Open
Description
It would be valuable to have a benchmark suite for Pandas-like projects. This would help users reasonably compare the performance tradeoffs of different implementations and help developers identify possible performance issues.
There are, I think, a few axes that such a benchmark suite might engage:
- Operation type: filters, aggregations, random access, groupby-aggregate, set-index, merge, time series stuff, assignment, uniqueness, ...
- Datatype: grouping on ints, floats, strings, categoricals, etc.
- Cardinality: Lots of distinct floats, just a few common strings
- Data Size: How well do projects scale up? How well do they scale down?
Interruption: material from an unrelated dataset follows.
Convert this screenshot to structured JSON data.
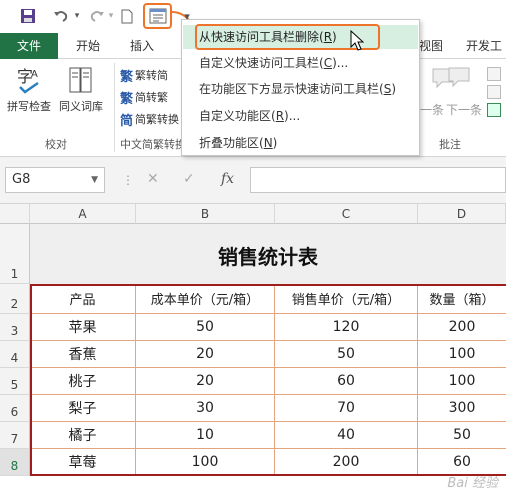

- Cluster size: for those projects for which this is appropriate
- (probably lots of other things I'm missing)
Additionally, there are a few projects that I think might benefit from such an endeavor
- Pandas itself
- Newer pandas developments (whatever gets built on top of arrow memory), which may have enough API compatibility to take advantage of this?
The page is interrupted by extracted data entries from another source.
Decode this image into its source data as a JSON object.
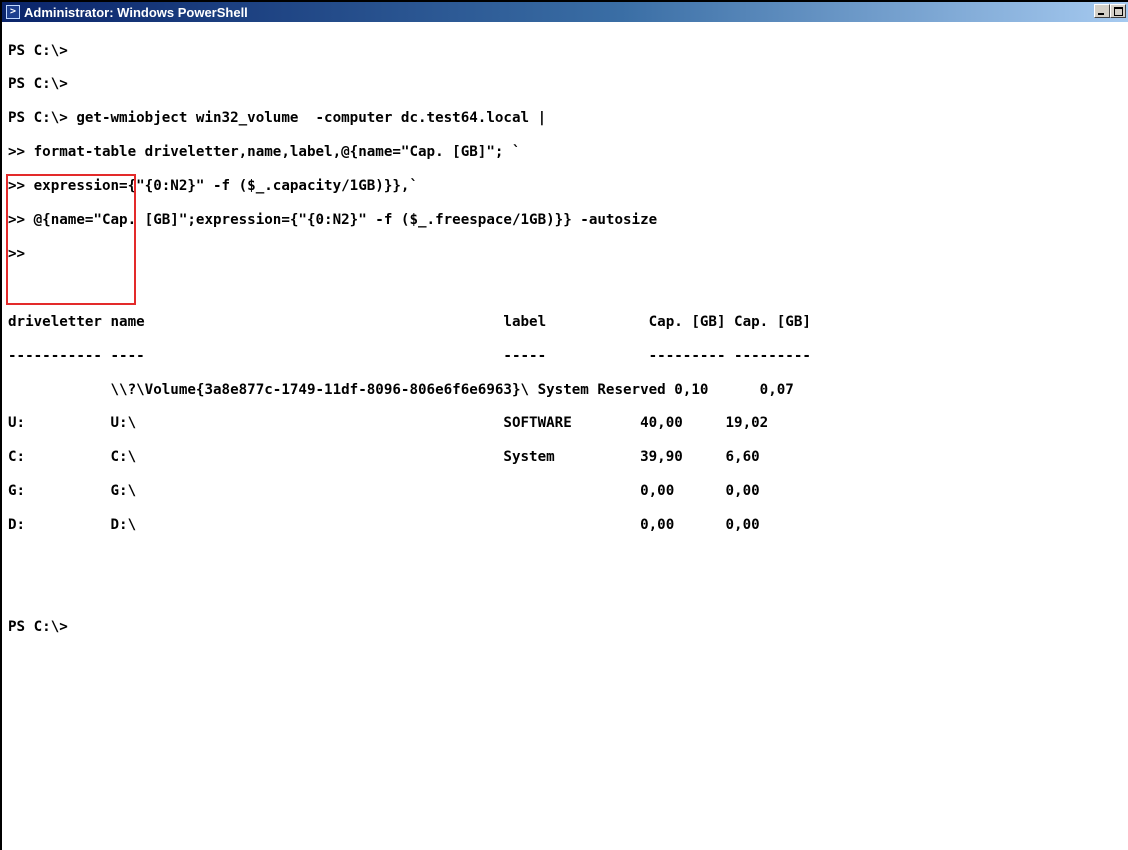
{
  "window": {
    "title": "Administrator: Windows PowerShell",
    "icon": "powershell-icon",
    "controls": [
      "minimize",
      "maximize"
    ]
  },
  "console": {
    "prompt_lines": [
      "PS C:\\>",
      "PS C:\\>",
      "PS C:\\> get-wmiobject win32_volume  -computer dc.test64.local |",
      ">> format-table driveletter,name,label,@{name=\"Cap. [GB]\"; `",
      ">> expression={\"{0:N2}\" -f ($_.capacity/1GB)}},`",
      ">> @{name=\"Cap. [GB]\";expression={\"{0:N2}\" -f ($_.freespace/1GB)}} -autosize",
      ">>"
    ],
    "table": {
      "header": "driveletter name                                          label            Cap. [GB] Cap. [GB]",
      "separator": "----------- ----                                          -----            --------- ---------",
      "rows": [
        "            \\\\?\\Volume{3a8e877c-1749-11df-8096-806e6f6e6963}\\ System Reserved 0,10      0,07",
        "U:          U:\\                                           SOFTWARE        40,00     19,02",
        "C:          C:\\                                           System          39,90     6,60",
        "G:          G:\\                                                           0,00      0,00",
        "D:          D:\\                                                           0,00      0,00"
      ]
    },
    "final_prompt": "PS C:\\>"
  },
  "annotation": {
    "highlight_color": "#e32a2a"
  }
}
- Pandas on Ray (see this nice blogpost: https://rise.cs.berkeley.edu/blog/pandas-on-ray/)
- Dask.dataframe
- Spark dataframes? If we can build in API tweaking (which I suspect will be necessary).
Some operational questions:
- How does one socially organize such a collection of benchmarks in a sensible way? My guess is that no one individual is likely to have time to put this together (though I would love to be proved wrong here). The objectives here are somewhat different from what currently lives in
asv_bench/benchmarks
. - How does one consistently execute such a benchmark? I was looking at http://pytest-benchmark.readthedocs.io/en/latest
- What challenges are we likely to observe due to the differences in each project? How do we reasonably work around them?
- How do we avoid developer bias when forming benchmarks?
- Does anyone have enthusiasm about working on this?
Anyway, those are some thoughts. Please let me know if this is out of scope for this issue tracker.